Best score in Japanese martial arts

 (一本, Ippon) is the highest score a fighter can achieve in a Japanese martial arts ippon-wazari contest, usually kendo, judo, karate or jujitsu.

==In judo==
In judo, an ippon may be scored for a throw, a pin, a choke or a jointlock. For throws, the four granting criteria are speed, force, landing on the back and skilful control until
the end of the landing. For pinning techniques, the pin must be held continuously for 20 seconds. For chokes and locks, it is scored when the opponent gives up or is incapacitated.

Two consecutive waza-ari by the same athlete also add up to an ippon (waza-ari awasete ippon).

An ippon in judo is often compared to a knockout punch in boxing.

==In karate==
In shobu ippon kumite, a method of karate competition, an ippon is awarded for a technique judged as decisive. This is usually a move that connects cleanly, with good form and with little opportunity for the opponent to defend against it. Kicks to the head of an opponent or judo throws followed up with a strike to the downed opponent are particularly likely to be considered a winning ippon technique. A competitor is declared the winner upon achieving a judgment of ippon.

Occasionally, shobu nihon kumite is used, in which two decisive strikes (or four less-decisive strikes, scored as waza-ari) are required for a win. In many tournaments, sanbon scoring is used. This promotes a flashier style of fighting more suited to a spectator sport. More traditional tournaments usually use ippon scoring.

==In kendo==
In a kendo shiai (match), an ippon is awarded when a competitor who strikes their opponent achieves yuko-datotsu (a valid strike). The criteria for yuko-datotsu is defined as striking a valid part of the bogu, with the striking part of the shinai, in high spirits, with correct posture and demonstrating zanshin. Alternatively, an ippon is also awarded if a competitor's opponent receives two hansoku (penalties).
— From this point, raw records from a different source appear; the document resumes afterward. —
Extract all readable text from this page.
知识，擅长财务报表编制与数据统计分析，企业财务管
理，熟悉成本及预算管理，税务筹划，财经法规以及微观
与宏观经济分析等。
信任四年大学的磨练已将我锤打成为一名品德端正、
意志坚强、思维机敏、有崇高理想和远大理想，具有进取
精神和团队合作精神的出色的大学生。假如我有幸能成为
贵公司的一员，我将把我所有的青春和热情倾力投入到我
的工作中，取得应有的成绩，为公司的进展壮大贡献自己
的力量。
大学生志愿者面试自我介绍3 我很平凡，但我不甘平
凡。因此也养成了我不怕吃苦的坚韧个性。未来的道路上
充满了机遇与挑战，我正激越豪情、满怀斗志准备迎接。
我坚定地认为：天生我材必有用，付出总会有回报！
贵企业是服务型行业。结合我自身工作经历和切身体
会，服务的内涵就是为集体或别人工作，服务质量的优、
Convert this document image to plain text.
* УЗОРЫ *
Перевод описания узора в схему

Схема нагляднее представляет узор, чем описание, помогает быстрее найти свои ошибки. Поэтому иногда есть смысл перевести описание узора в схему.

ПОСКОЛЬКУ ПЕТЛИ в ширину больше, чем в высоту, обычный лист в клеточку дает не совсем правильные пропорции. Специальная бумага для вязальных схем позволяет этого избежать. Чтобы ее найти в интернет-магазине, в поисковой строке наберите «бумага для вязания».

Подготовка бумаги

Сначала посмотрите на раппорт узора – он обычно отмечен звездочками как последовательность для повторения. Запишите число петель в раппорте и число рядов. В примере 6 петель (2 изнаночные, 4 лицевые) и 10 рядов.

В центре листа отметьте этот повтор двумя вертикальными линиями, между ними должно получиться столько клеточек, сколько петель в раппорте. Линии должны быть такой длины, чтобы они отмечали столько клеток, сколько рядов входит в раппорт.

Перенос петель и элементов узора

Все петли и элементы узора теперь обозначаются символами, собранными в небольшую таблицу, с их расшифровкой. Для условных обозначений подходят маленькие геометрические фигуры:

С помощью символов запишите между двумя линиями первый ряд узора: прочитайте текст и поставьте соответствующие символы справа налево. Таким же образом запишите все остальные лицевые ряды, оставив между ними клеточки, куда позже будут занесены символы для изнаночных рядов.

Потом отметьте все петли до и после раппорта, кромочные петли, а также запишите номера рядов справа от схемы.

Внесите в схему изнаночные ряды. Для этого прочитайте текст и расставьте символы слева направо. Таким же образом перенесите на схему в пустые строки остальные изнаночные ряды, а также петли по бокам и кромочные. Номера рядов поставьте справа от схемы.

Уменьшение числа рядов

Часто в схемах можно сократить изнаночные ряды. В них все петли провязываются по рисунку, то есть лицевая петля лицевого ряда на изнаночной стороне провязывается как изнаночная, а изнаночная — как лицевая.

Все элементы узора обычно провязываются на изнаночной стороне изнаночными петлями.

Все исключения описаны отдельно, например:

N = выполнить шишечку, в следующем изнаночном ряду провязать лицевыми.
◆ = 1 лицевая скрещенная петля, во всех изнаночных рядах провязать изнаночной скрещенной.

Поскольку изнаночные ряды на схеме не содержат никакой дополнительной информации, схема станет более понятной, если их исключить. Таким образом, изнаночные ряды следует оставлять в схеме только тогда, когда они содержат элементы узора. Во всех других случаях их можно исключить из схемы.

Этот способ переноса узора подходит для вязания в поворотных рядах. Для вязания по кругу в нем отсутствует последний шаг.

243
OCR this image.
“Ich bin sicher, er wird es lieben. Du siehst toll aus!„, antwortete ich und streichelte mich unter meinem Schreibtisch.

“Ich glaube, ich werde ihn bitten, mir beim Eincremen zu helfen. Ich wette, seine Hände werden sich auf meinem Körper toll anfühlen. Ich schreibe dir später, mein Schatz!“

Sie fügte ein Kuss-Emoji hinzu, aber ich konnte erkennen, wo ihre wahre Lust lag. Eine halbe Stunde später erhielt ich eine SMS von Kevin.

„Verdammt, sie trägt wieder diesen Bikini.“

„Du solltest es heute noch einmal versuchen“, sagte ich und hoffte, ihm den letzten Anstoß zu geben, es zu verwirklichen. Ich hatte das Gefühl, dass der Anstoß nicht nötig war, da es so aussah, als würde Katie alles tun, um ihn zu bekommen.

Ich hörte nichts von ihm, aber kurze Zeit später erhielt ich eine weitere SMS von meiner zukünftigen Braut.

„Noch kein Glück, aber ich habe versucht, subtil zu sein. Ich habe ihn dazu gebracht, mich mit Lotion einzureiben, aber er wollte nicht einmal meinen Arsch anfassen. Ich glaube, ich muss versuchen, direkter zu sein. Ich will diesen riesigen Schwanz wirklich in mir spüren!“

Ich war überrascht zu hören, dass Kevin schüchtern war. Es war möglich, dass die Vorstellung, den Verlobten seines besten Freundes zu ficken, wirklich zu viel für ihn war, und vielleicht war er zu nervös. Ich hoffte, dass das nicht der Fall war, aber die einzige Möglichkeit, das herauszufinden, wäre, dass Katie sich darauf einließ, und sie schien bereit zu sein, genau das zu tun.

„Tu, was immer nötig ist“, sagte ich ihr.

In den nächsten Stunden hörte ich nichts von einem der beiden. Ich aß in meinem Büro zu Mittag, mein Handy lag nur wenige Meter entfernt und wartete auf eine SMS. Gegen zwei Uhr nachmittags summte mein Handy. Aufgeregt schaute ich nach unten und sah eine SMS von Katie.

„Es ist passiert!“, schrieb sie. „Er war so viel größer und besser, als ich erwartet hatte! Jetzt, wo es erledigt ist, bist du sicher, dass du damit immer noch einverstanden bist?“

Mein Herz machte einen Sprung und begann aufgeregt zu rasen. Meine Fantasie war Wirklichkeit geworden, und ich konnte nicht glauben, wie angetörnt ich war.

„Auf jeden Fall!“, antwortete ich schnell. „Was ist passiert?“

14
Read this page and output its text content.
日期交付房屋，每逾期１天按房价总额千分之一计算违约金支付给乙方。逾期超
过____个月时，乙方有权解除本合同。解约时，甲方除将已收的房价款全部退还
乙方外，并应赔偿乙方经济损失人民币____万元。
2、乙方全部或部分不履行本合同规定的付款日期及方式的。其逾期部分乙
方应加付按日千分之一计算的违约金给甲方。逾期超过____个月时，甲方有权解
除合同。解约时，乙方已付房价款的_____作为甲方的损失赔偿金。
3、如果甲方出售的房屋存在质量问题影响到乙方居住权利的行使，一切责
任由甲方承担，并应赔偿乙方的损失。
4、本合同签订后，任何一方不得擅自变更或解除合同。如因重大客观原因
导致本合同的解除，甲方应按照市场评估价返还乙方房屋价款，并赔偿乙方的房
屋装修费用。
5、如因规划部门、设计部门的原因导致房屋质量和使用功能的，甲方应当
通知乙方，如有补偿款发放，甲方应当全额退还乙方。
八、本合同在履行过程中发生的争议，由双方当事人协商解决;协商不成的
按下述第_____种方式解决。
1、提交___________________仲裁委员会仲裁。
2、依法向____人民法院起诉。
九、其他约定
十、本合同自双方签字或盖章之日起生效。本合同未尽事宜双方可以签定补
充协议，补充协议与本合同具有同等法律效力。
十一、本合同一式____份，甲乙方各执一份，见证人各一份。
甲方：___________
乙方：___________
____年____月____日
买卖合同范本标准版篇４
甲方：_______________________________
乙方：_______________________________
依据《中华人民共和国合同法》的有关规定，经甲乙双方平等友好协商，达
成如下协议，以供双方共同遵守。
Hansoku are variously given for (among other things) stepping out of the court, touching the opponent's shinai or deliberately striking the opponent on an unprotected part of the body.

Kendo shiai are variously run as ippon-shobu (one point match) or sanbon-shobu (three point match). In ippon-shobu, the first person to score ippon will win the match. In sanbon-shobu, the first person to score two ippon, or is leading when the time limit is reached, will win the match.